Pourquoi ? Je t’ai déjà dit l’émotion de la mémoire. Ici, on s’en vient en visite, un peu comme chez des cousins lointains. On arrive comme en famille dans un lieu où tout semble connu et où, pourtant, tout est étranger. Il s’agit d’un ailleurs où la différence est immédiatement perçue tout en restant digeste et donc, très rapidement, source d’enrichissement et d’émerveillement.
Toi-même, si tu n’avais pas été si fichtrement casanier, tu m’aurais rejoint ici et tu serais tombé sous le charme...
Ou est-ce plutôt que comme beaucoup, tu avais peur ?
Il me faut alors te parler de la peur.
Il s’agit d’un sujet très sérieux et même grave que l’on ne peut pourtant que prendre en riant, tellement il est difficile de le vivre autrement. La peur de l’attentat, la peur de la guerre, le terrorisme. Et en ombre sinistre, omniprésente, la question de la sécurité.
Comme tu le sais, toi qui es tellement occidental, la sécurité est l’arme des démocraties pour que le peuple croit s’imposer ce qu’il ne veut pas forcément. De même, le principe de précaution est le bon chemin pour ne rien faire alors que les circonstances exigent que toujours plus soit fait.
Parlons alors des risques et de la perception de ceux-ci.
Certains comparent le Liban avec ton île française, la Corse. On nous dit que ces deux terres ont en commun une superficie proche, une géographie montagneuse et côtière très semblable et un même climat méditerranéen. Seule la population en est assez différente puisque le Liban est 15 fois plus peuplé. Une autre différence porte sur les attentats terroristes. Il y en aurait plusieurs par mois en Corse contre, beaucoup, beaucoup moins au Liban. Ainsi lorsqu’en septembre 2007, ton premier ministre français s’est rendu dans la belle île, il y a été accueilli par deux attentats. De même et contrairement à ce que l’on peut imaginer, il y a beaucoup moins de morts par attentat au Liban qu’en Corse. Bien sûr tous ces décès sont pour la plupart des assassinats « mafieux » tandis qu’ici, au Liban, les raisons en sont « politiques ».

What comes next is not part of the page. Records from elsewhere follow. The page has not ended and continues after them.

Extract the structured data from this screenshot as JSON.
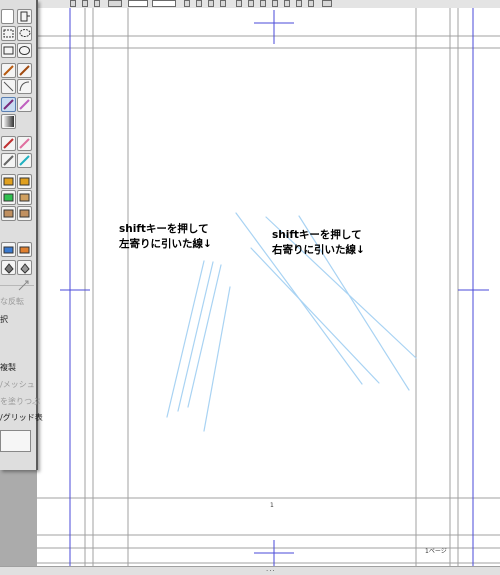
{
  "palette": {
    "labels": {
      "reverse": "な反転",
      "select": "択",
      "copy": "複製",
      "mesh": "/メッシュ",
      "fill": "を塗りつぶ",
      "grid": "/グリッド表"
    }
  },
  "canvas": {
    "annotation_left": [
      "shiftキーを押して",
      "左寄りに引いた線↓"
    ],
    "annotation_right": [
      "shiftキーを押して",
      "右寄りに引いた線↓"
    ],
    "page_number": "1",
    "page_label": "1ページ"
  },
  "colors": {
    "stroke": "#a9d3f3",
    "guide_blue": "#4a4ad8",
    "frame_gray": "#9a9a9a"
  }
}
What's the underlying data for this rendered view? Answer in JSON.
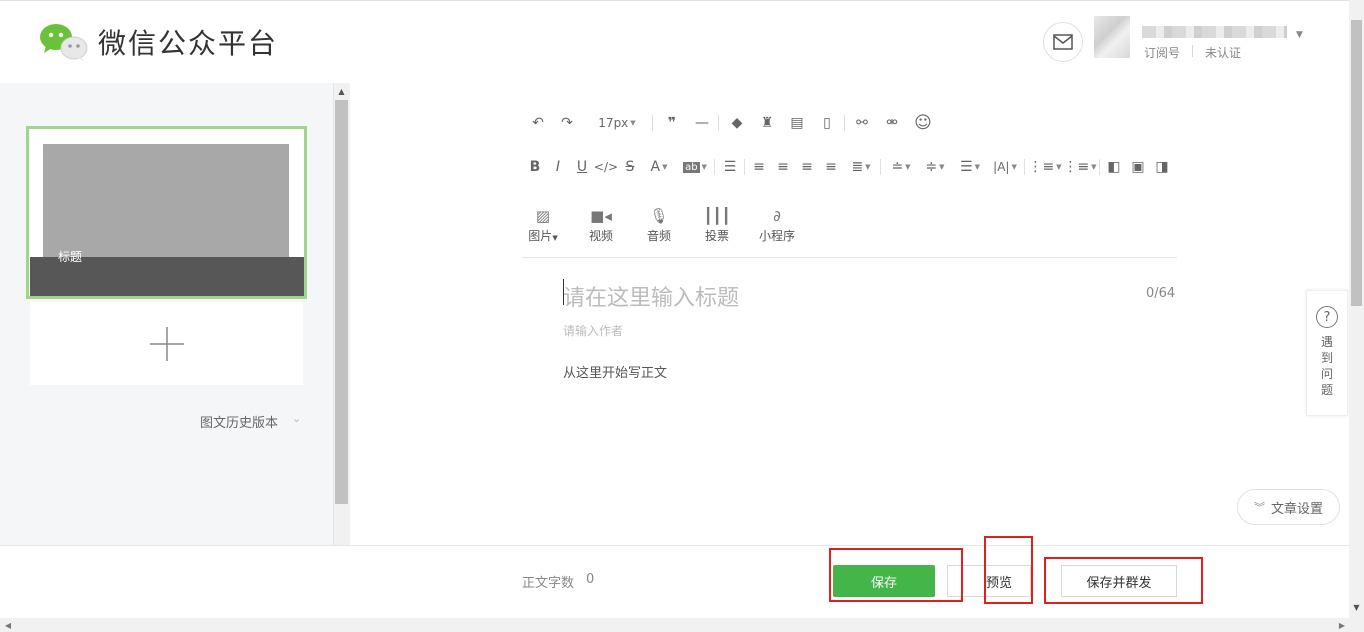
{
  "header": {
    "brand": "微信公众平台",
    "account_type": "订阅号",
    "account_status": "未认证"
  },
  "sidebar": {
    "article_title": "标题",
    "history_label": "图文历史版本"
  },
  "toolbar": {
    "font_size": "17px",
    "media": [
      {
        "label": "图片",
        "icon": "image-icon"
      },
      {
        "label": "视频",
        "icon": "video-icon"
      },
      {
        "label": "音频",
        "icon": "mic-icon"
      },
      {
        "label": "投票",
        "icon": "vote-icon"
      },
      {
        "label": "小程序",
        "icon": "miniprogram-icon"
      }
    ]
  },
  "editor": {
    "title_placeholder": "请在这里输入标题",
    "title_count": "0/64",
    "author_placeholder": "请输入作者",
    "body_placeholder": "从这里开始写正文"
  },
  "right": {
    "help_text": "遇到问题",
    "settings_label": "文章设置"
  },
  "footer": {
    "word_count_label": "正文字数",
    "word_count_value": "0",
    "save_label": "保存",
    "preview_label": "预览",
    "publish_label": "保存并群发"
  },
  "colors": {
    "primary_green": "#44b549",
    "highlight_red": "#e02020",
    "selected_border": "#9fd58e"
  }
}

Va savoir pourquoi, parfois je ne saisis plus trop la différence !
Quoi qu’il en soit, il ne viendrait jamais à l’idée à aucun Français, Anglais ou Belge de ne pas passer ses vacances au bord de la mer Corse, alors que la plupart hésitent beaucoup à faire de même au Liban.
Cela te fait sourire ? Pourtant, il s’agit de la même mer et du point de vue statistique, les risques y sont sensiblement moindres au Liban ! Le vrai risque est plutôt de disparaître dans un accident de la route. Si l’on s’en remet aux statistiques officielles, sur les quatre années que j’ai passées dans ce beau pays, j’ai risqué quarante fois plus de disparaître sous les roues d’un chauffard que dans une explosion hors de propos.
Mais j’ai aussi compris que les ressorts émotionnels dans les deux situations sont radicalement différents. Ainsi, dans les périodes troubles, j’ai souvent entendu des amis ou des collègues me dire « tu te rends compte, je suis passé hier à cet endroit où il y a eu la bombe ; cela aurait pu m’arriver à moi ! ». Ces mêmes personnes, passant cinq minutes après un terrible accident et jetant un coup d’œil aux corps sans vie allongés sur la chaussée ont simplement une pensée pour les malchanceux. C’est dire que le risque n’est pas perçu de la même manière.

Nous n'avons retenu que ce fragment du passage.